Two and a half years ago, I met a fellow Kansas artist who had read my writing and invited me into a curatorial collaboration. Maria Velasco and I persevered through pandemic delays and other upheavals, conducting the bulk of our work via Zoom when we couldn’t be together in person, and we’re thrilled to have finally realized our project. Making It Work: Art + Parenting showed at the Lawrence (KS) Arts Center from May 27 through July 30, 2022.

We describe the exhibition this way:
A child from the future finds a portal in the park and tells you a story about ecological collapse
You see your favorite reading lamp and armchair in a new way during lockdown and turn them into a domestic sculpture
A mother-artist-activist invites us to think about how we care for the 21st century while hanging out in a disco installation
Artists who are also parents navigate all-consuming roles that compete with each other, in the best of circumstances. Living in pandemic times further exacerbates these challenges. How, then, does one as an artist, a parent, a caregiver, a professional in the world, “make it work”? Some artists embrace the generative possibilities of parenthood, through subject matter, collaboration, or new rhythms and processes. For others, caring labors offer a lens through which to consider institutional structures, political reform, activism, intergenerational knowledges, and more sustainable futures. Making It Work brings together six contemporary artists from around the US whose familial bonds and extended caring communities creatively inform their artistic practices. Through drawings and prints, audio and photography, installation and participatory work, these artists engage the ties of kinship, tell stories across generations, posit caregiving as a political act, and develop community-minded initiatives for change.

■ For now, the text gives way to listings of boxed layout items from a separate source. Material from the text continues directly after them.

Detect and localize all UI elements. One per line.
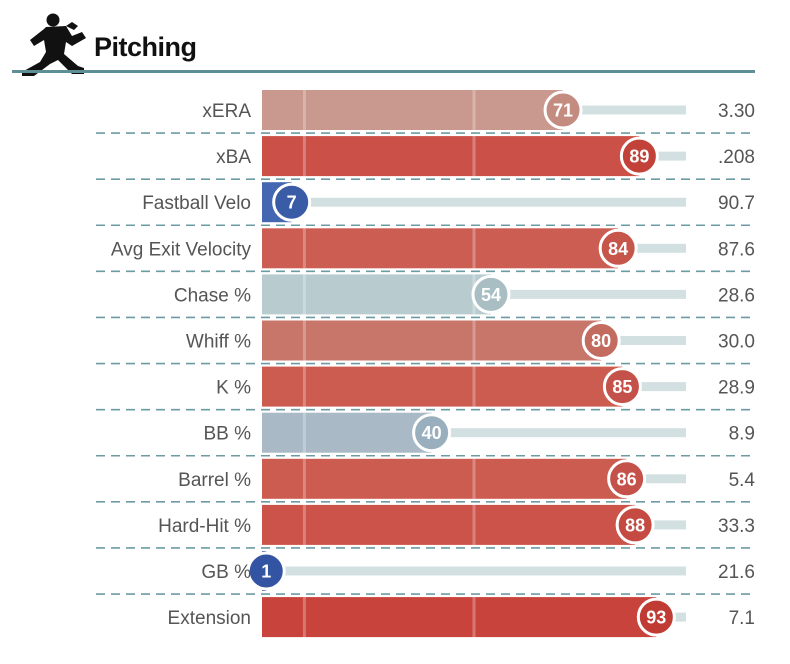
bar [262,504,636,545]
percentile-marker [272,182,312,222]
reference-line [472,320,476,361]
row-labels: xERA xBA Fastball Velo Avg Exit Velocity Cha… [111,101,252,629]
row-label: BB % [203,424,251,445]
reference-line [302,458,306,499]
percentile-marker [581,321,621,360]
percentile-marker [598,228,638,268]
row-value: 28.9 [718,378,755,399]
reference-line [302,136,306,177]
percentile-label: 84 [608,239,628,259]
bar [262,136,640,177]
bar [262,274,491,315]
reference-line [472,136,476,177]
row-value: 3.30 [718,101,755,122]
bar [262,597,657,638]
percentile-label: 86 [617,469,637,489]
row-value: 30.0 [718,332,755,353]
percentile-marker [619,136,659,176]
bars [262,90,657,638]
percentile-label: 88 [625,515,645,535]
row-label: Chase % [174,285,251,306]
section-title: Pitching [94,32,197,62]
percentile-label: 80 [591,331,611,351]
row-label: Avg Exit Velocity [111,239,252,260]
bar [262,228,619,269]
row-label: Whiff % [186,332,251,353]
row-value: 8.9 [729,424,755,445]
percentile-marker [615,505,655,545]
bar [262,458,627,499]
reference-line [302,504,306,545]
percentile-marker [543,90,583,130]
row-label: Barrel % [178,470,251,491]
percentile-marker [412,413,452,453]
reference-line [302,366,306,407]
reference-line [472,366,476,407]
bar [262,412,432,453]
bar [262,366,623,407]
percentile-label: 40 [422,423,442,443]
bar-track [262,197,686,207]
row-value: 90.7 [718,193,755,214]
percentile-label: 54 [481,285,501,305]
reference-line [472,228,476,269]
row-label: Hard-Hit % [158,516,251,537]
percentile-markers: 71 89 7 84 54 80 85 40 86 88 1 93 [246,90,676,637]
percentile-label: 85 [612,377,632,397]
reference-line [302,90,306,130]
percentile-marker [602,367,642,407]
reference-line [472,504,476,545]
reference-line [472,458,476,499]
row-value: 7.1 [729,608,755,629]
row-value: .208 [718,147,755,168]
bar-track [262,566,686,576]
percentile-marker [471,274,511,314]
row-value: 87.6 [718,239,755,260]
row-label: Extension [168,608,251,629]
percentile-label: 7 [287,193,297,213]
row-value: 28.6 [718,285,755,306]
bar [262,320,602,361]
reference-line [302,228,306,269]
row-label: Fastball Velo [142,193,251,214]
row-label: xBA [216,147,251,168]
percentile-label: 71 [553,101,573,121]
percentile-marker [636,597,676,637]
row-value: 21.6 [718,562,755,583]
pitcher-icon [22,13,86,76]
reference-line [472,90,476,130]
row-dividers [96,132,755,595]
section-header: Pitching [12,6,755,78]
percentile-marker [246,551,286,591]
percentile-marker [607,459,647,499]
header-rule [12,70,755,73]
row-values: 3.30 .208 90.7 87.6 28.6 30.0 28.9 8.9 5.4 33.3 21… [718,101,755,629]
percentile-label: 1 [261,562,271,582]
bar-track [262,428,686,438]
row-value: 33.3 [718,516,755,537]
percentile-label: 93 [646,608,666,628]
row-value: 5.4 [729,470,756,491]
reference-lines [302,90,476,638]
row-label: K % [216,378,251,399]
row-label: GB % [201,562,251,583]
reference-line [302,412,306,453]
row-label: xERA [202,101,251,122]
reference-line [472,597,476,638]
reference-line [302,597,306,638]
percentile-label: 89 [629,147,649,167]
reference-line [302,320,306,361]
reference-line [302,274,306,315]
bar [262,90,564,130]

The six artists we included in the exhibition–Pilar Aguero-Esparza, Alberto Aguilar, Lise Haller Baggesen, Christa Donner, Cara Romero, and Jina Valentine–took their role of parenthood as a generative position. They work not only to make the status of artist-mother or artist-parent more visible within contemporary art but also to address a variety of issues that plague our world. Parenthood becomes a lens through which to address climate change and species extinction, racial and ethnic identity, police violence, and the pandemic.

While we had initially planned that some or all of the artists would be present in the space, whether doing residencies or conducting workshops or giving presentations, ongoing pandemic uncertainties dictated that we curtail many of those plans. Pilar Aguero-Esparza traveled to Lawrence to help install her work, but otherwise artists had to engage virtually. Jina Valentine coordinated virtual programming for The Black Lunch Table, and several of the artists gave Zoom interviews that now live on the Lawrence Arts Center website.

Maria and I are so pleased to have received a good amount of press about the show throughout the summer. Here are some links to news articles and interviews with the curators, as promoted also by the Lawrence Arts Center on their website:
Read the featured Making It Work article in the Lawrence Kansas Times.
Check out the radio interview with María Velasco at local KC radio KKFI for ArtSpeak with host Maria Vasquez-Boyd.
Read Rick Hellman’s article about the show Making it Work: Art and Parenting.
Listen to Maria and Rachel discuss Making It Work on KPR’s Conversations podcast.
This article in the Kansas Reflector by Kansas Poet Laureate, Huascar Medina, is a must-read.
And finally, listen to Maria on Renewing the World as she discusses the generative possibilities of being an artist, a parent, and an academic. In this episode, Maria Velasco addresses both the challenges and the promises of those intersections in her own life and work while also touching on issues of migration, displacement, parent-child collaboration, and curatorial practice.

Maria and I were both in Lawrence last week for some closing events. On Thursday, July 28, I gave a short talk about my book, Inappropriate Bodies: Art, Design, and Maternity and how that book laid some of the foundations for this show. Maria then held a screening of her award-winning film All of Me: Artists + Mothers. We had good attendance and a great Q&A.

On Friday, July 29, Making It Work was part of the Final Friday gallery crawl so we had walk-through traffic. An unexpected gift was that an artist from Kansas City, Poet TLSanders, contacted the Lawrence Arts Center and asked to perform some poems that he had written in response to the art in the exhibition. He responded particularly to works by Pilar and Jina, and he performed to a very receptive crowd during the Final Friday event.


Now as we think about what comes next, we’re beginning to consider some possibilities for how to travel this show. We heard such a positive reception to the exhibition, and this is an always-timely and ever-evolving topic.

And in a full circle moment, one of my students from a decade ago, and one of our best babysitters when my kids were small, attended the closing events with her own baby. It’s such a joy to see the cycle continue and to know that this work continues to reach, and be relevant to, new artist-parents.